Oftentimes Christians fail to understand this, and as a result they fail to draw a distinction between the conviction of the Holy Spirit and the condemnation of the enemy. They may even think there is something noble about their feelings of guilt, as though they are helping to pay for their sins.

Such an attitude defies the righteousness granted by God. As Watchman Nee once said: Let us side with God and not with the accuser of the brethren.

I Follow Paul

Be followers of me, as I also am of Christ. 1 Corinthians 11:1

In the first chapter of 1 Corinthians, Paul rebukes the Christians at Corinth for having said “I follow Paul.” Yet, in chapter 11 of the same letter, he commands them: “Be followers of me.” Is he contradicting himself?

Not at all. It is clear from chapter 1 that the church in Corinth was divided into a number of factions, the reason being that people strongly identified themselves with the teachings of certain individuals. And so they were saying “I follow Paul,” “I follow Apollos,” and “I follow Cephas.” Paul sets the record straight by asking “Is Christ divided?” (1:13).

The message is clear: The gospel cannot be reduced to the teaching of one dynamic individual, group or denomination. This leads to religious pride and elitism. In the end it leads to full-blown sectarianism. Celebrity ministers and cult followings are anathema in the church of Jesus Christ.

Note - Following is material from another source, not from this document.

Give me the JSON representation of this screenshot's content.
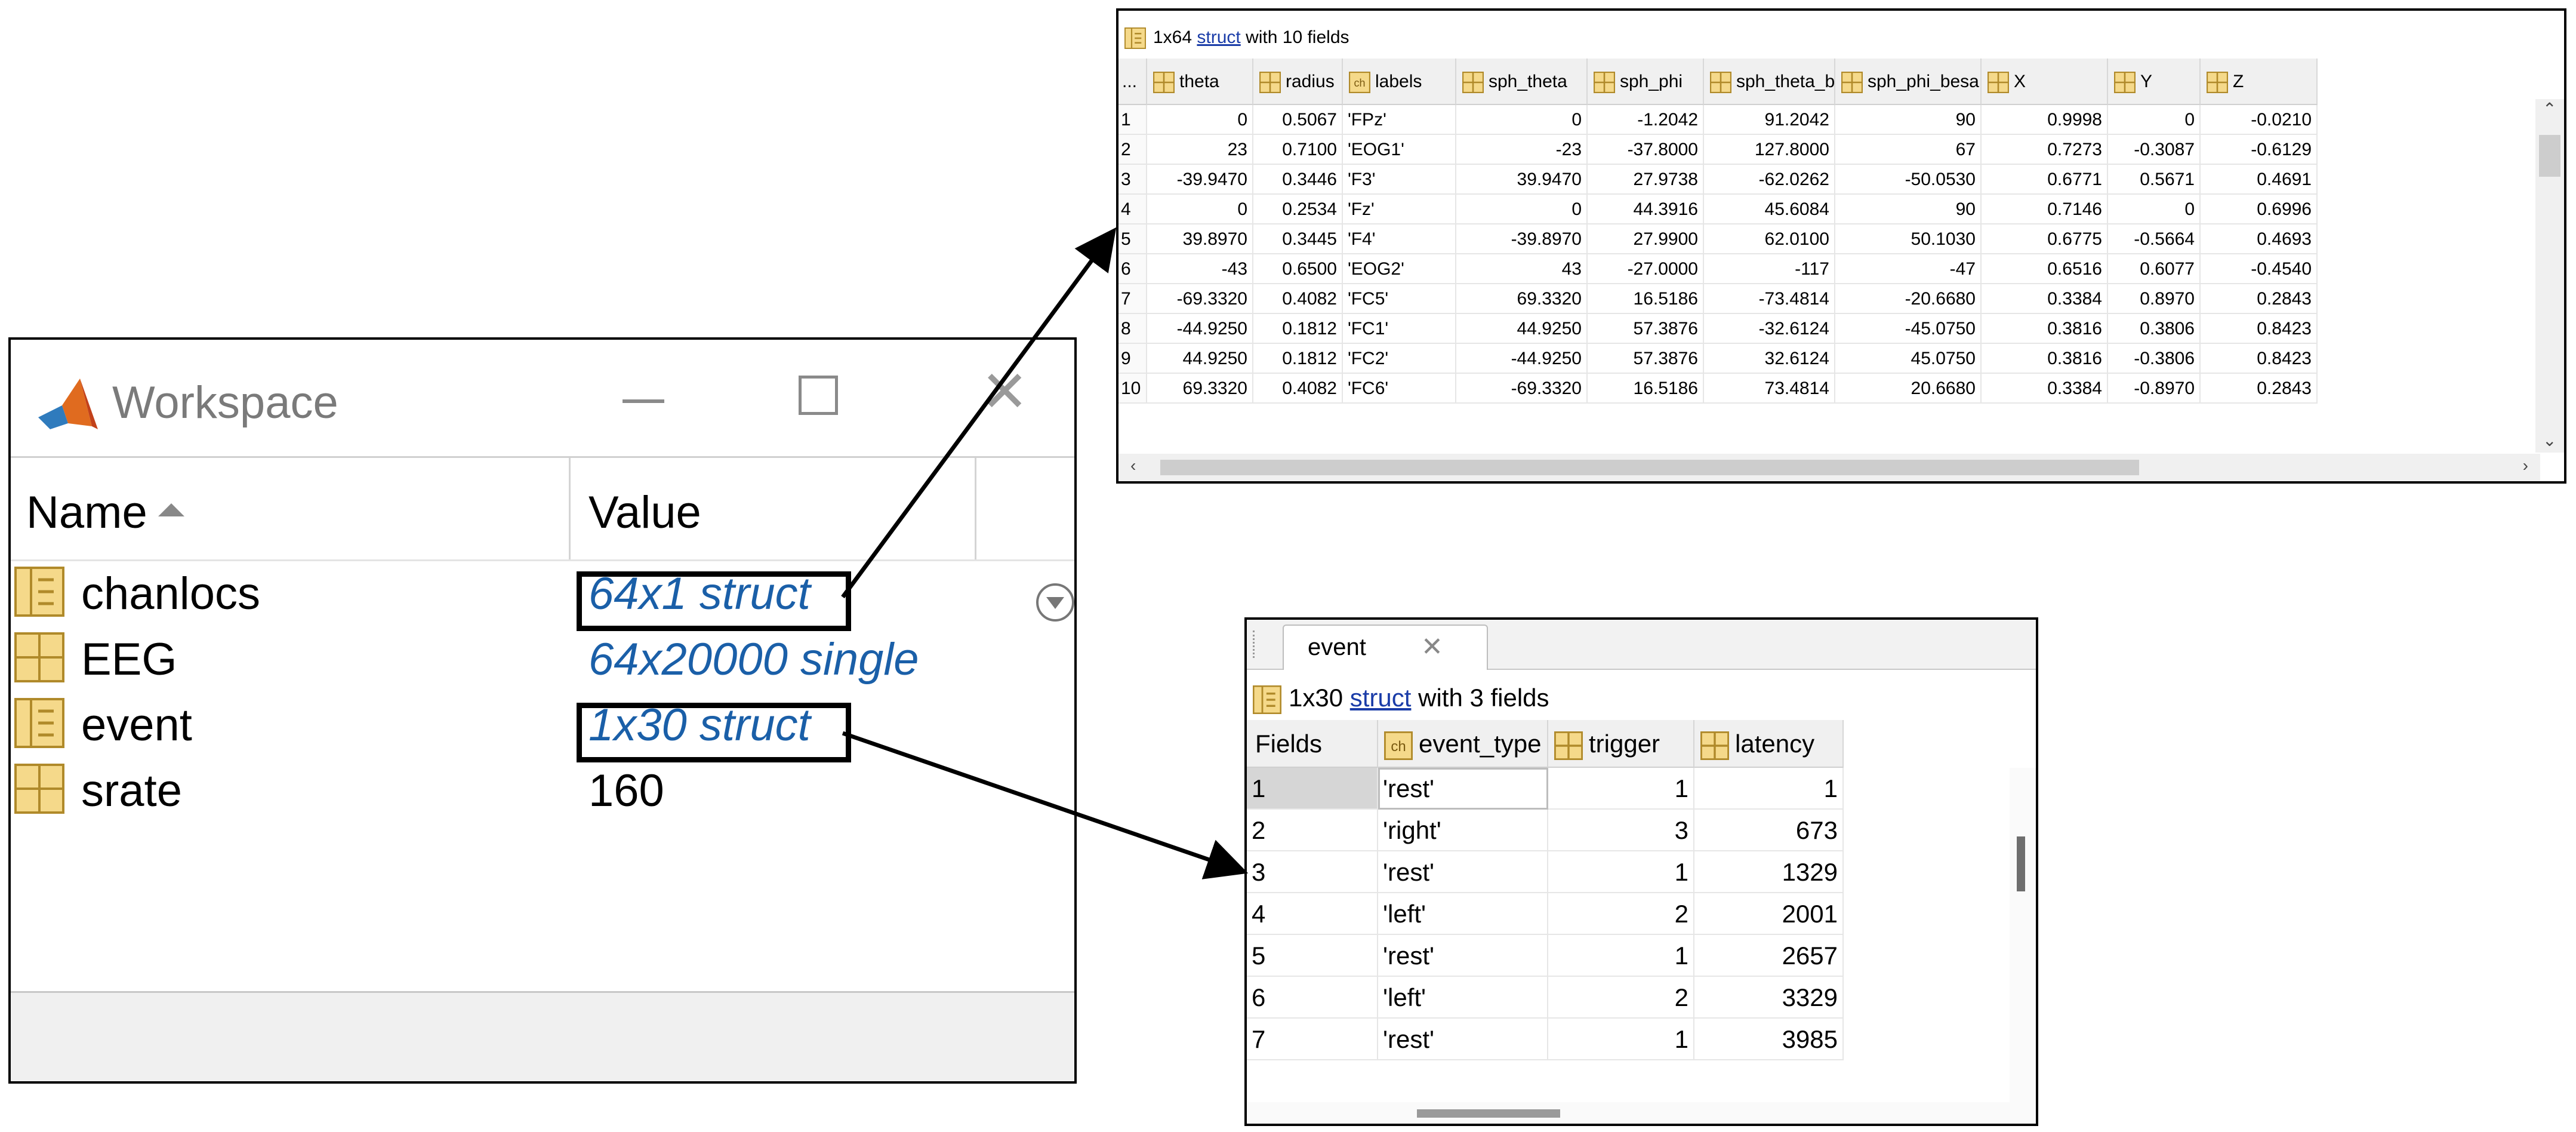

The verse above does not contradict Paul’s remarks, but confirms them. Note the defining words “as I also am of Christ”. The apostle is simply saying: “You may follow me, but only insofar as I am following Christ.” Put differently: “Imitate me in the sense that I do not imitate anyone except Christ.” This is just another way of saying “Don’t even think of following me or any other human being.”

This idea does not come from Paul but from Jesus Christ himself. The key sentence of his ministry was “Follow me.” And, of course, he said things like “Neither be called instructors, for you have one instructor, the Christ” (Matthew 23:8, 10).

Jesus never saved us to become followers of other human beings. He saved us for himself. Let us keep it this way.